Using an old-fashioned printing press, large mixed media collages were created in collaboration with Kim-Lee Loggenberg at the David Krut Workshop in Johannesburg, entitled Kunanela iphuzu emafini / Echoes of the Point Cloud. The works were presented at FNB Joburg Art Fair in 2023. Based on mixed media and acrylic paint, the works interrogate the visual grammar of popular culture and contemporary digital AI creations, using collage as a means "to process information, through cutting, slicing, joining, displacing, and concealing. It is a performative model of practice to counterfeit, in this gesture creating alternative forms of looking and meaning." The work was expanded in the video artwork Cloud Migration which speaks back to South African landscape traditions and aims to explore "landscape canon from black perspectives, and seeking to recover or point to the "something lost" in the canon's rendition of SA landscapes". Told as counter-narrative, the viewer is invited to imagine a new past, supported by the strategic subversion by "countering western landscape traditions by subverting the naturalism, pictorial unity and perspectival conventions canonical artworks rely on in various ways, and making use of indigenous visual grammars and vocabularies along with iconography that evokes pre-colonial relationships between people and the land."

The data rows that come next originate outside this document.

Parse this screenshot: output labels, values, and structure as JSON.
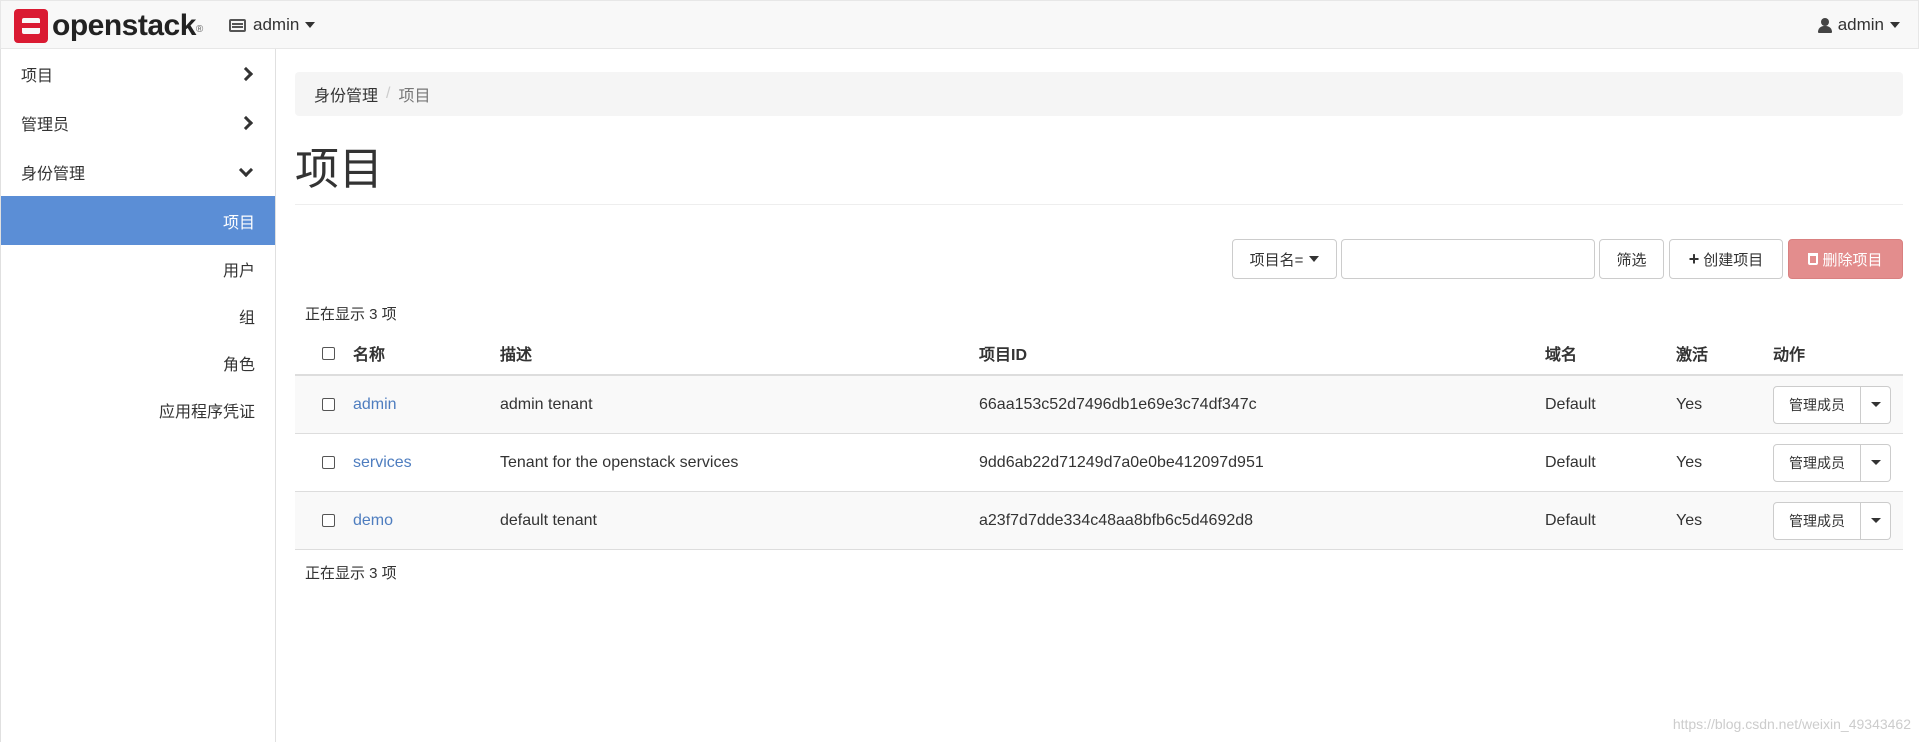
{
  "navbar": {
    "brand": "openstack",
    "brand_mark": "®",
    "project_label": "admin",
    "user_label": "admin"
  },
  "sidebar": {
    "sections": [
      {
        "label": "项目",
        "state": "collapsed"
      },
      {
        "label": "管理员",
        "state": "collapsed"
      },
      {
        "label": "身份管理",
        "state": "expanded"
      }
    ],
    "identity_items": [
      {
        "label": "项目",
        "active": true
      },
      {
        "label": "用户",
        "active": false
      },
      {
        "label": "组",
        "active": false
      },
      {
        "label": "角色",
        "active": false
      },
      {
        "label": "应用程序凭证",
        "active": false
      }
    ]
  },
  "breadcrumb": {
    "parent": "身份管理",
    "separator": "/",
    "current": "项目"
  },
  "page": {
    "title": "项目"
  },
  "toolbar": {
    "filter_field": "项目名=",
    "filter_value": "",
    "filter_button": "筛选",
    "create_button": "创建项目",
    "delete_button": "删除项目"
  },
  "count_text": "正在显示 3 项",
  "table": {
    "headers": {
      "name": "名称",
      "description": "描述",
      "project_id": "项目ID",
      "domain": "域名",
      "enabled": "激活",
      "actions": "动作"
    },
    "rows": [
      {
        "name": "admin",
        "description": "admin tenant",
        "project_id": "66aa153c52d7496db1e69e3c74df347c",
        "domain": "Default",
        "enabled": "Yes",
        "action": "管理成员"
      },
      {
        "name": "services",
        "description": "Tenant for the openstack services",
        "project_id": "9dd6ab22d71249d7a0e0be412097d951",
        "domain": "Default",
        "enabled": "Yes",
        "action": "管理成员"
      },
      {
        "name": "demo",
        "description": "default tenant",
        "project_id": "a23f7d7dde334c48aa8bfb6c5d4692d8",
        "domain": "Default",
        "enabled": "Yes",
        "action": "管理成员"
      }
    ]
  },
  "watermark": "https://blog.csdn.net/weixin_49343462",
  "colors": {
    "brand_red": "#da1a32",
    "active_nav": "#5b8ed6",
    "link": "#4e7dbf",
    "danger_button": "#e38d8d"
  }
}
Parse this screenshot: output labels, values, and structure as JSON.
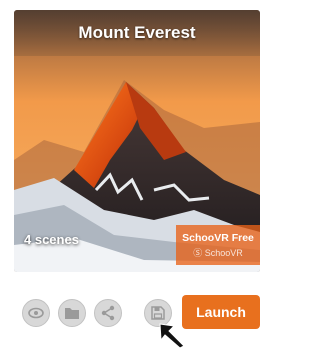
{
  "card": {
    "title": "Mount Everest",
    "scenes": "4 scenes",
    "badge_plan": "SchooVR Free",
    "badge_brand": "Ⓢ SchooVR"
  },
  "actions": {
    "launch_label": "Launch",
    "icons": [
      "eye-icon",
      "folder-icon",
      "share-icon",
      "save-icon"
    ]
  },
  "colors": {
    "accent": "#e8701e",
    "icon_button_bg": "#d8d8d8",
    "icon_glyph": "#9a9a9a"
  }
}
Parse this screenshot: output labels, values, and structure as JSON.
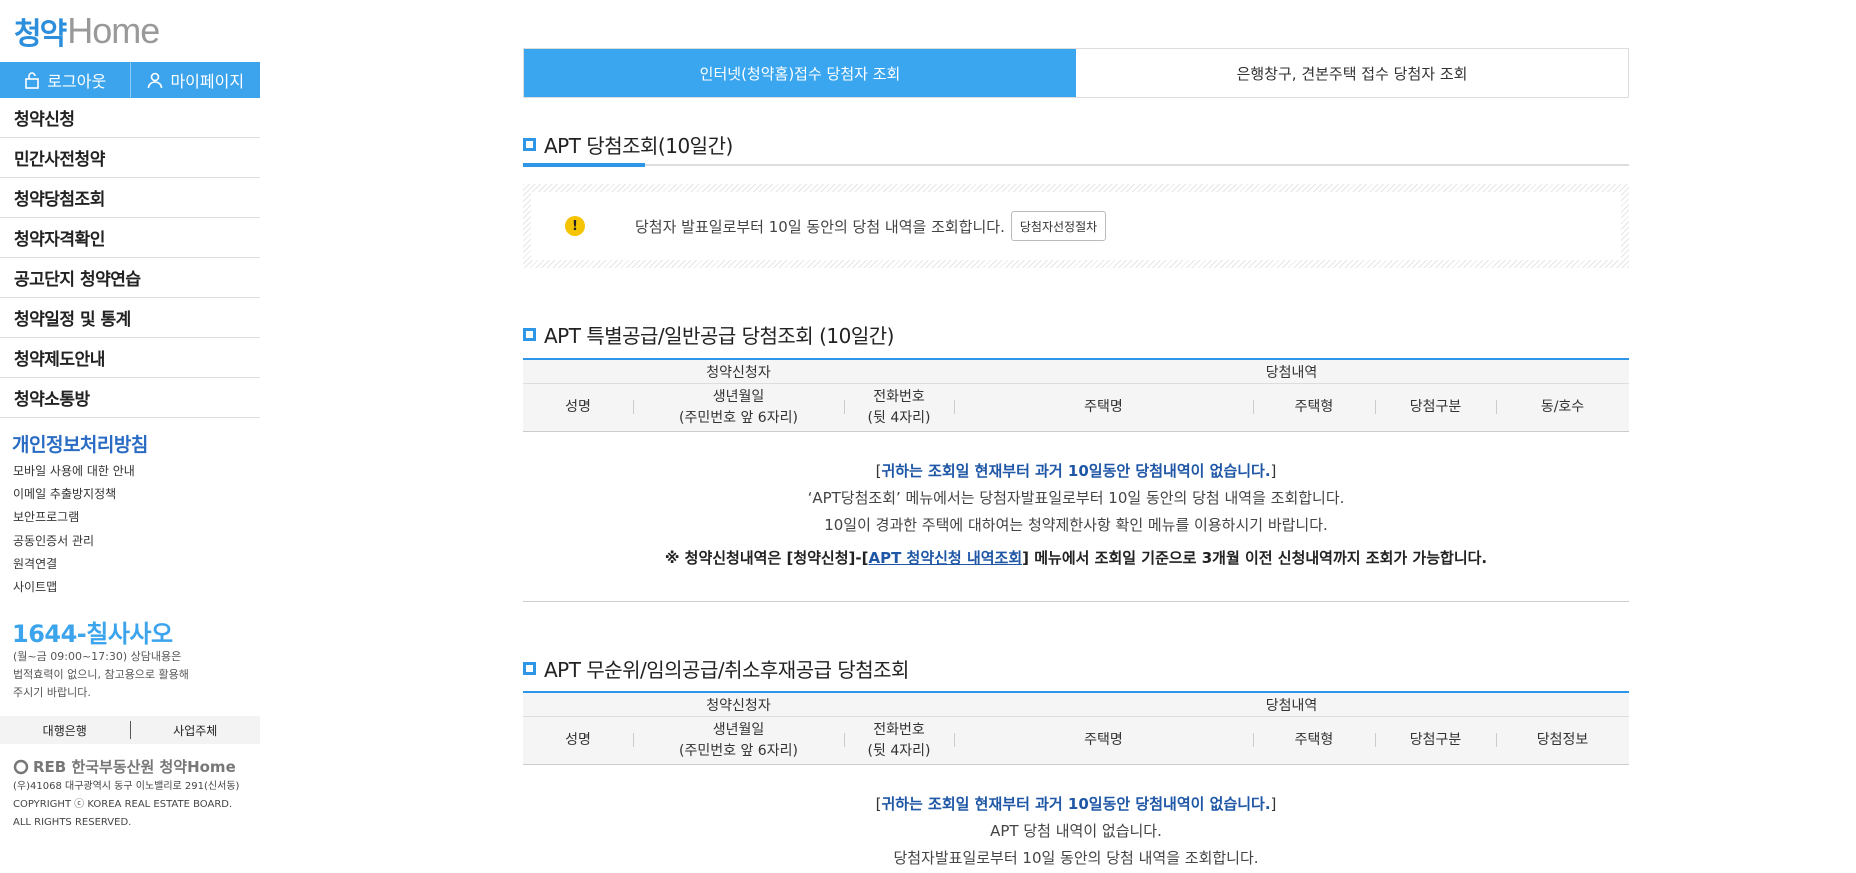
{
  "sidebar": {
    "logo_korean": "청약",
    "logo_home": "Home",
    "logout": "로그아웃",
    "mypage": "마이페이지",
    "menu": [
      "청약신청",
      "민간사전청약",
      "청약당첨조회",
      "청약자격확인",
      "공고단지 청약연습",
      "청약일정 및 통계",
      "청약제도안내",
      "청약소통방"
    ],
    "privacy": "개인정보처리방침",
    "links": [
      "모바일 사용에 대한 안내",
      "이메일 추출방지정책",
      "보안프로그램",
      "공동인증서 관리",
      "원격연결",
      "사이트맵"
    ],
    "phone_prefix": "1644-",
    "phone_word": "칠사사오",
    "phone_note1": "(월~금 09:00~17:30) 상담내용은",
    "phone_note2": "법적효력이 없으니, 참고용으로 활용해",
    "phone_note3": "주시기 바랍니다.",
    "bank": "대행은행",
    "business": "사업주체",
    "footer_org": "REB 한국부동산원 청약Home",
    "footer_addr1": "(우)41068 대구광역시 동구 이노밸리로 291(신서동)",
    "footer_addr2": "COPYRIGHT ⓒ KOREA REAL ESTATE BOARD.",
    "footer_addr3": "ALL RIGHTS RESERVED."
  },
  "tabs": {
    "internet": "인터넷(청약홈)접수 당첨자 조회",
    "bank": "은행창구, 견본주택 접수 당첨자 조회"
  },
  "section1": {
    "title": "APT 당첨조회(10일간)",
    "notice": "당첨자 발표일로부터 10일 동안의 당첨 내역을 조회합니다.",
    "button": "당첨자선정절차"
  },
  "section2": {
    "title": "APT 특별공급/일반공급 당첨조회 (10일간)",
    "group1": "청약신청자",
    "group2": "당첨내역",
    "cols": [
      "성명",
      "생년월일",
      "(주민번호 앞 6자리)",
      "전화번호",
      "(뒷 4자리)",
      "주택명",
      "주택형",
      "당첨구분",
      "동/호수"
    ],
    "empty_bracket_open": "[",
    "empty_msg": "귀하는 조회일 현재부터 과거 10일동안 당첨내역이 없습니다.",
    "empty_bracket_close": "]",
    "line2": "‘APT당첨조회’ 메뉴에서는 당첨자발표일로부터 10일 동안의 당첨 내역을 조회합니다.",
    "line3": "10일이 경과한 주택에 대하여는 청약제한사항 확인 메뉴를 이용하시기 바랍니다.",
    "note_prefix": "※ 청약신청내역은 [청약신청]-[",
    "note_link": "APT 청약신청 내역조회",
    "note_suffix": "] 메뉴에서 조회일 기준으로 3개월 이전 신청내역까지 조회가 가능합니다."
  },
  "section3": {
    "title": "APT 무순위/임의공급/취소후재공급 당첨조회",
    "group1": "청약신청자",
    "group2": "당첨내역",
    "cols": [
      "성명",
      "생년월일",
      "(주민번호 앞 6자리)",
      "전화번호",
      "(뒷 4자리)",
      "주택명",
      "주택형",
      "당첨구분",
      "당첨정보"
    ],
    "empty_bracket_open": "[",
    "empty_msg": "귀하는 조회일 현재부터 과거 10일동안 당첨내역이 없습니다.",
    "empty_bracket_close": "]",
    "line2": "APT 당첨 내역이 없습니다.",
    "line3": "당첨자발표일로부터 10일 동안의 당첨 내역을 조회합니다."
  }
}
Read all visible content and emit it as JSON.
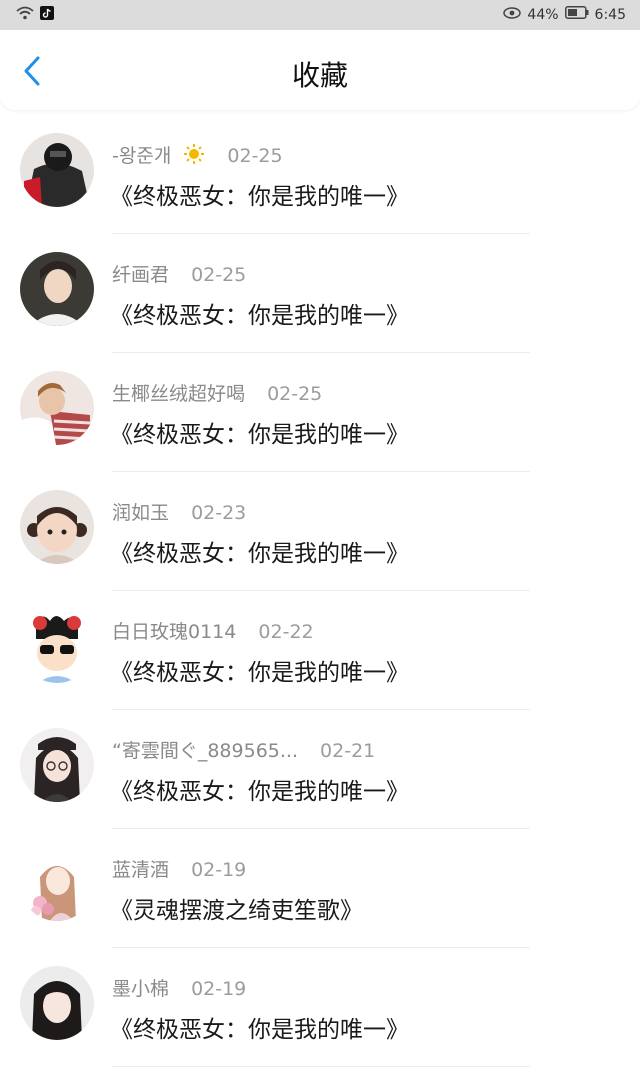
{
  "status_bar": {
    "battery": "44%",
    "time": "6:45"
  },
  "header": {
    "title": "收藏"
  },
  "items": [
    {
      "name": "-왕준개",
      "has_sun_emoji": true,
      "date": "02-25",
      "book": "《终极恶女：你是我的唯一》"
    },
    {
      "name": "纤画君",
      "date": "02-25",
      "book": "《终极恶女：你是我的唯一》"
    },
    {
      "name": "生椰丝绒超好喝",
      "date": "02-25",
      "book": "《终极恶女：你是我的唯一》"
    },
    {
      "name": "润如玉",
      "date": "02-23",
      "book": "《终极恶女：你是我的唯一》"
    },
    {
      "name": "白日玫瑰0114",
      "date": "02-22",
      "book": "《终极恶女：你是我的唯一》"
    },
    {
      "name": "“寄雲間ぐ_889565...",
      "date": "02-21",
      "book": "《终极恶女：你是我的唯一》"
    },
    {
      "name": "蓝清酒",
      "date": "02-19",
      "book": "《灵魂摆渡之绮吏笙歌》"
    },
    {
      "name": "墨小棉",
      "date": "02-19",
      "book": "《终极恶女：你是我的唯一》"
    }
  ],
  "colors": {
    "accent": "#1E90E6",
    "status_bar_bg": "#DCDCDC",
    "secondary_text": "#8A8A8A"
  }
}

In 2022, his work was selected to be part of the South African Pavilion for the 59th Venice Biennale. The exhibition, which also included works by Roger Ballen and Lebohang Kganye was entitled Into the Light and curated by South African curator Amé Bell. Ntuli explains that the works presented in Venice "speak to the themes of the exhibition framed within the reflections and refraction of light experienced through a screen – this points to the contemporary representation of filters prevalent within social media and image-making technologies." In the same year, and after a residency with Atelier Solar, Ntuli opened his first solo exhibition in Spain, entitled Isidleke Sakhiwa Ngezinwele [A Nest is Built with Strands of Hair] at Galería Nueva in Madrid.

In 2021, he presented a solo show at the Bag Factory Artists' Studios in Fordsburg, Johannesburg, under the title A Navigation Guide to Kwanqingetshe.

Previously, Ntuli's work has been shown as part of the second edition of the Congo Biennale 2019 in Kinshasa in the Democratic Republic of the Congo and in the Kampala Art Biennale curated by Elise Atangana in 2016.

Ntuli has also presented and/or contributed work within the context of the 2016 Bone Performance Festival in Bern Switzerland, curated by Valerian Maly and also performed in the 2016 Act Festival in Geneva, Basel, Sierre and Zurich. During the aforementioned year, Ntuli participated in residencies/workshops at the Fondazione Pistoletto in Biella, Italy and the Alps Art Academy in Chur, Switzerland.

== Awards and honours ==
In December 2021, as part of his collective practice with Preempt Group (Phumulani Ntuli and Mbali Dhlamini) he received the Tim Hetherington Visionary Award from the Javett Art Centre at the University of Pretoria under the auspices of the Tim Hetherington Trust. In 2023 Preempt Group also received a production grant award from the Sharjah Art Foundation. In December 2021, as part of his collective practice with Preempt Group (with Mbali Dhlamini) he received the Tim Hetherington Visionary Award from the Javett Art Centre at the University of Pretoria under the auspices of the Tim Hetherington Trust. In 2018, he received the PPC Imaginarium Film Prize for his work Tied Rope.
In 2010 Ntuli received an award for the CITY Festival in Johannesburg and was awarded the Prix Excellence HES·SO for his Master thesis and artwork.